Patients with elevated CRP had a shorter PFS. CRP is a nonspecific marker of inflammation that can induce tumorigenesis, invasion, and metastasis.35 Inflammatory cells produce an attractive environment for tumor growth, induce DNA damage, promote angiogenesis, favor metastasis,36 and may affect prognosis.37 Per contra, increased CRP may also identify the patients with impaired T-lymphocytic response to tumor cells and poor outcomes.38 On the other hand, Buresova et al. also found a significant correlation between serum CRP and LDH levels and circulating DNA levels in advanced non-small cell lung carcinoma.39 The relationship between the prognosis of mCRPC patients receiving PSMA-RLT and selected oncomarkers has been investigated by Rathke et al.40 They found that the strongest value for response prediction was baseline LDH, which is an unspecific surrogate for aggressiveness. Since LDH is a marker of tissue breakdown, elevated levels may reflect a higher tumor turnover rate. Moreover, the combination of Chromogranin A and NSE may help to detect neuroendocrine trans-differentiation of the mCRPC patients who had progressive disease.
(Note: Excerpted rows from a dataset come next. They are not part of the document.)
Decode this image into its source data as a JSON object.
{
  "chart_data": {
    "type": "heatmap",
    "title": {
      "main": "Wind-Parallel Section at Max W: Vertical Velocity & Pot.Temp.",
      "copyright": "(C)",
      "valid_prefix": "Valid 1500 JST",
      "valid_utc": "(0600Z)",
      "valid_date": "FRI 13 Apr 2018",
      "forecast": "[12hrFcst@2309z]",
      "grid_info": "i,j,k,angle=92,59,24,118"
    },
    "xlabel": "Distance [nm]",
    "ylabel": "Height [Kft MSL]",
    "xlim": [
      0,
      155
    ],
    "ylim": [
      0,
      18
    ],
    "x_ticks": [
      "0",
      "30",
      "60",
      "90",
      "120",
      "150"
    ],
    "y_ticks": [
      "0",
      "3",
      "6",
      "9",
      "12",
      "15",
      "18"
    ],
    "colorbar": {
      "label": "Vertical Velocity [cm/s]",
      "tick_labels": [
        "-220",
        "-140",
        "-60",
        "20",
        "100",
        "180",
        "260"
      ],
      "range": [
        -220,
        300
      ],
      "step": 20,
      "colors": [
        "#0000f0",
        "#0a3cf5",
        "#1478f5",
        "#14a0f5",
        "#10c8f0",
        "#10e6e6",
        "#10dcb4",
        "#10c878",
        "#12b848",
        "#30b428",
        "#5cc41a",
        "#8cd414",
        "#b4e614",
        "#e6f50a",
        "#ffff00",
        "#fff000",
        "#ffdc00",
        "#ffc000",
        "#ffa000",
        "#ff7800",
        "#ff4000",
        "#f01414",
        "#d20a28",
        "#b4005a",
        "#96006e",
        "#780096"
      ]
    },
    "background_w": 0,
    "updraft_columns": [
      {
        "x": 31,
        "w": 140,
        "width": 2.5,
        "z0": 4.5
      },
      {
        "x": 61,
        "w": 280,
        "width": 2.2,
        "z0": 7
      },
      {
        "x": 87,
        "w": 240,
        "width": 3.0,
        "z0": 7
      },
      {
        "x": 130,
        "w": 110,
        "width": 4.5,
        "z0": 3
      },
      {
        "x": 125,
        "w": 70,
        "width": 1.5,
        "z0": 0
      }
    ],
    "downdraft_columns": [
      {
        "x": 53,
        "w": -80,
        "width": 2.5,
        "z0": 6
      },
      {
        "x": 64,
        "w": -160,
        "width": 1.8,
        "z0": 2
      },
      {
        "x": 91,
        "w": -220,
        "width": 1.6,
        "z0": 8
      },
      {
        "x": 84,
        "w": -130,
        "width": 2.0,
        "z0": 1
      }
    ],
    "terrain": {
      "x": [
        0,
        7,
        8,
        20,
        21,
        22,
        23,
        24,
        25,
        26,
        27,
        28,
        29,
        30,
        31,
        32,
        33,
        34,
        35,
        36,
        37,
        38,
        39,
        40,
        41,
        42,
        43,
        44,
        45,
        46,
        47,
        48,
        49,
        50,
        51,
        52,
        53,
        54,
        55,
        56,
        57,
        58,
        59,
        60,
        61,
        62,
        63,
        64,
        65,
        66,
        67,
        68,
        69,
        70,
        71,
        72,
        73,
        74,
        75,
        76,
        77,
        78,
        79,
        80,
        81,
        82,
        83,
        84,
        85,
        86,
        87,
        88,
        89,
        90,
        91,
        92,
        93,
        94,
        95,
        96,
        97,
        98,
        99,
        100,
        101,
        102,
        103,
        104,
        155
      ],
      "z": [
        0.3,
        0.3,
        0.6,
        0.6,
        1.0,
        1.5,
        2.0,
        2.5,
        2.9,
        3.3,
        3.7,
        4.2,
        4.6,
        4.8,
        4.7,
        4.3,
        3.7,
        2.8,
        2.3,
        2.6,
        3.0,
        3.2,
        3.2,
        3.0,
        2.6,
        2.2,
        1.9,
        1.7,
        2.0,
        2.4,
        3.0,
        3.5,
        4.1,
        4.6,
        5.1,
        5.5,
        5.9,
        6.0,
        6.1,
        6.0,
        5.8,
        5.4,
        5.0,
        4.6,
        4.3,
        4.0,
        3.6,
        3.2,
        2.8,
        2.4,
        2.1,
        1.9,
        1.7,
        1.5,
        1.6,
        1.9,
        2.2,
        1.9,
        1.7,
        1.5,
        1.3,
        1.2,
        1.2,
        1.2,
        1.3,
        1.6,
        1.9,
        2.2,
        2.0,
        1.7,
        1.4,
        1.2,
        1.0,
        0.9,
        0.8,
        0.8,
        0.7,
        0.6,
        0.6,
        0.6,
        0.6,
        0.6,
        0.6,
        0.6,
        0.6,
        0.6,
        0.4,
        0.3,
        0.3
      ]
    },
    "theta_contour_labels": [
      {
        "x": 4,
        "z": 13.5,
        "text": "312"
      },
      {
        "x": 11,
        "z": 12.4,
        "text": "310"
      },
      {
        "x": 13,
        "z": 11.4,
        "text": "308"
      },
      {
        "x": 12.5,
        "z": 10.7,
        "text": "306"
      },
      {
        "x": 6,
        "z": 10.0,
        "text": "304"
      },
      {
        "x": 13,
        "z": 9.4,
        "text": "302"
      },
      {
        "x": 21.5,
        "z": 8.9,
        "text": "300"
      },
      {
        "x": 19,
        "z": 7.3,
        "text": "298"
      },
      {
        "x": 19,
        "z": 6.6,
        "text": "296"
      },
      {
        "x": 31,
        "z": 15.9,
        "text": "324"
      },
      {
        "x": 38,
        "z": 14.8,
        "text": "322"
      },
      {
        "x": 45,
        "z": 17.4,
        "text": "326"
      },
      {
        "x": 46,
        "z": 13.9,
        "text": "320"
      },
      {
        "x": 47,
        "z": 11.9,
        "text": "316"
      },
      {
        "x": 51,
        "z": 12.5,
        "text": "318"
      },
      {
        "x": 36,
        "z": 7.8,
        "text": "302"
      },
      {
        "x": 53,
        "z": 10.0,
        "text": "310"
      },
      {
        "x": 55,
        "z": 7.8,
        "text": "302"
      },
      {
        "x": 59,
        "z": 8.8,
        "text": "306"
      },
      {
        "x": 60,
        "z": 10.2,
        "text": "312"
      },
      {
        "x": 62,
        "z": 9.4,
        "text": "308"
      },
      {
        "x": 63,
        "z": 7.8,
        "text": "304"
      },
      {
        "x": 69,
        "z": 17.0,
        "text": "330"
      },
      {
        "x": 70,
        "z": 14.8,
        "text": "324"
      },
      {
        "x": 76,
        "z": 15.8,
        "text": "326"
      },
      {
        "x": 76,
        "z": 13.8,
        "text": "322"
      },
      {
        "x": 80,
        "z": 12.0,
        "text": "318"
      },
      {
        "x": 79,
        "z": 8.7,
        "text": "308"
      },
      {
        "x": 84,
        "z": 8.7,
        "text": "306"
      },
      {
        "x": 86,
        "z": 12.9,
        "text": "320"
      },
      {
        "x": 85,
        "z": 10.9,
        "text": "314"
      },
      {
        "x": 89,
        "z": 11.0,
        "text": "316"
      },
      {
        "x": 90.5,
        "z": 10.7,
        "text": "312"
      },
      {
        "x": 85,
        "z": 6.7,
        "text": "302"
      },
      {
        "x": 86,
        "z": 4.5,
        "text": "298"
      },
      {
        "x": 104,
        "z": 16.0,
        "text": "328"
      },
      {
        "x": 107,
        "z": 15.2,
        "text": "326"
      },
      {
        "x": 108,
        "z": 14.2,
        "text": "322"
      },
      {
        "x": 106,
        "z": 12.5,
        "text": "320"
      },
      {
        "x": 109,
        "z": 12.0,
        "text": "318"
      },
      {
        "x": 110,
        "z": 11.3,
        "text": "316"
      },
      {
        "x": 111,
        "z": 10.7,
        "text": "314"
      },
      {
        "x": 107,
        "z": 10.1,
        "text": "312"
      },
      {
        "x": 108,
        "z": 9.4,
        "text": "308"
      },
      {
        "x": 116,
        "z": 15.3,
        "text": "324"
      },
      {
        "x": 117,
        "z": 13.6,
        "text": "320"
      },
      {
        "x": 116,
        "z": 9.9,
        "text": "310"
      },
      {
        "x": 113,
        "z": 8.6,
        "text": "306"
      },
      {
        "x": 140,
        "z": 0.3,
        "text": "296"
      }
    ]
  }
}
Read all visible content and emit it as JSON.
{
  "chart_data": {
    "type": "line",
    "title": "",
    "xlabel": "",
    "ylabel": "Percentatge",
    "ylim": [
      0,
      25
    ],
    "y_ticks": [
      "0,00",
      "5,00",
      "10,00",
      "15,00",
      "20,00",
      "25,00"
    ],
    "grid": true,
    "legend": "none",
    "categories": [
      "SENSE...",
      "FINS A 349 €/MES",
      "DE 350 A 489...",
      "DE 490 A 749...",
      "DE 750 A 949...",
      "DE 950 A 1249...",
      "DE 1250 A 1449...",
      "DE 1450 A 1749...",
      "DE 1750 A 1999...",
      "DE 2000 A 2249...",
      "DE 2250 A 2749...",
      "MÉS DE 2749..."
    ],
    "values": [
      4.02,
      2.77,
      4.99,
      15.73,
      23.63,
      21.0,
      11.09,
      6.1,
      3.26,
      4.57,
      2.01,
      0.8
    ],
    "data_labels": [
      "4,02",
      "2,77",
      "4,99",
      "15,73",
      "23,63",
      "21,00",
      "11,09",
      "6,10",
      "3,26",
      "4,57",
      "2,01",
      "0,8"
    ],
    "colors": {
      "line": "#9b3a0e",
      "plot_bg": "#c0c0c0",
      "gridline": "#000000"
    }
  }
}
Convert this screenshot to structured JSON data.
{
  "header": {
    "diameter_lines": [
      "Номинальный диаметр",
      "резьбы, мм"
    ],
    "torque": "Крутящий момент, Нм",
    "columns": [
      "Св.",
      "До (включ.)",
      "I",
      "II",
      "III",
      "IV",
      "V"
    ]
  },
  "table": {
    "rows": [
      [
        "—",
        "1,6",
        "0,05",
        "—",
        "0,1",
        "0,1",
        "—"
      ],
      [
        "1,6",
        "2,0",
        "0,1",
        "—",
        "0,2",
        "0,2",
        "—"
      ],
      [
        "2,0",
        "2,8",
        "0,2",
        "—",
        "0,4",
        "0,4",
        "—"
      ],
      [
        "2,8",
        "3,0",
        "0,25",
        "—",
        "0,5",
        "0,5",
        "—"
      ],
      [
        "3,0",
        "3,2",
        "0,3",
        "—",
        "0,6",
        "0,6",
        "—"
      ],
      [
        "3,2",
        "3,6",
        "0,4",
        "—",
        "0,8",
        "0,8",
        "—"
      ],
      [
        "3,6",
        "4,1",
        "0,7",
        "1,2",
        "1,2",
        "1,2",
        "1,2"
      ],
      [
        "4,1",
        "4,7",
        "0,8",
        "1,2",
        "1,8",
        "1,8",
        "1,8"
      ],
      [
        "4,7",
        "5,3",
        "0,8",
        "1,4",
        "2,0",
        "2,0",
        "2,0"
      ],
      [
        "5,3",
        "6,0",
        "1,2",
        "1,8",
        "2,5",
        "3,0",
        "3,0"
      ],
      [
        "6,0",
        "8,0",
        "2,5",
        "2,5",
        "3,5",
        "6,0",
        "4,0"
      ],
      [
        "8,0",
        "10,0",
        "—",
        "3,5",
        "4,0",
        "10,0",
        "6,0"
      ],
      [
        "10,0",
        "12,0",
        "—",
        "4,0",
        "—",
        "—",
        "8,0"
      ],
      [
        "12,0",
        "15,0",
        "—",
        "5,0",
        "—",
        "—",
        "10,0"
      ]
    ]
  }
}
Although we found a significant correlation with outcome and semi-quantitative parameters such as MTV, TLG/TL-PSMA ratio in the univariate analysis, only visual assessment of FDG > PSMA and BS > PSMA disease retained their significance in the multivariate analysis. However, in a very recent study, a nomogram including tumor SUVmean on PSMA PET was found to be predictive of therapy-related outcomes in addition to time since diagnosis, previous chemotherapy status, baseline hemoglobin, and metastatic involvement was created to predict therapy-related outcomes.31
Albeit its prospective design, our cohort is a small and single-center study without a control arm. Moreover, differing management of the patients during and post-PSMA-RLT may have affected the OS.
5 CONCLUSIONS
PSA response patterns, PSA decline rate after the first RLT and pretherapy PSA doubling time are the most important predictors of OS in patients receiving Lu-177 PSMA RLT. FDG PET/CT can be utilized as additional decision-making for PSMA-RLT eligibility since high tumor heterogeneity and the presence of FDG > PSMA disease is associated with poor OS.
CONFLICT OF INTEREST STATEMENT
The authors declare no conflicts of interest.
ETHICS STATEMENT
The study was approved by the local ethics committee (Permission no: 17-AKD-157, 2019/04/23 KA-17123) and performed in accordance with the Declaration of Helsinki. All patients signed written informed consent.
Open Research
DATA AVAILABILITY STATEMENT
Data available on request from the authors.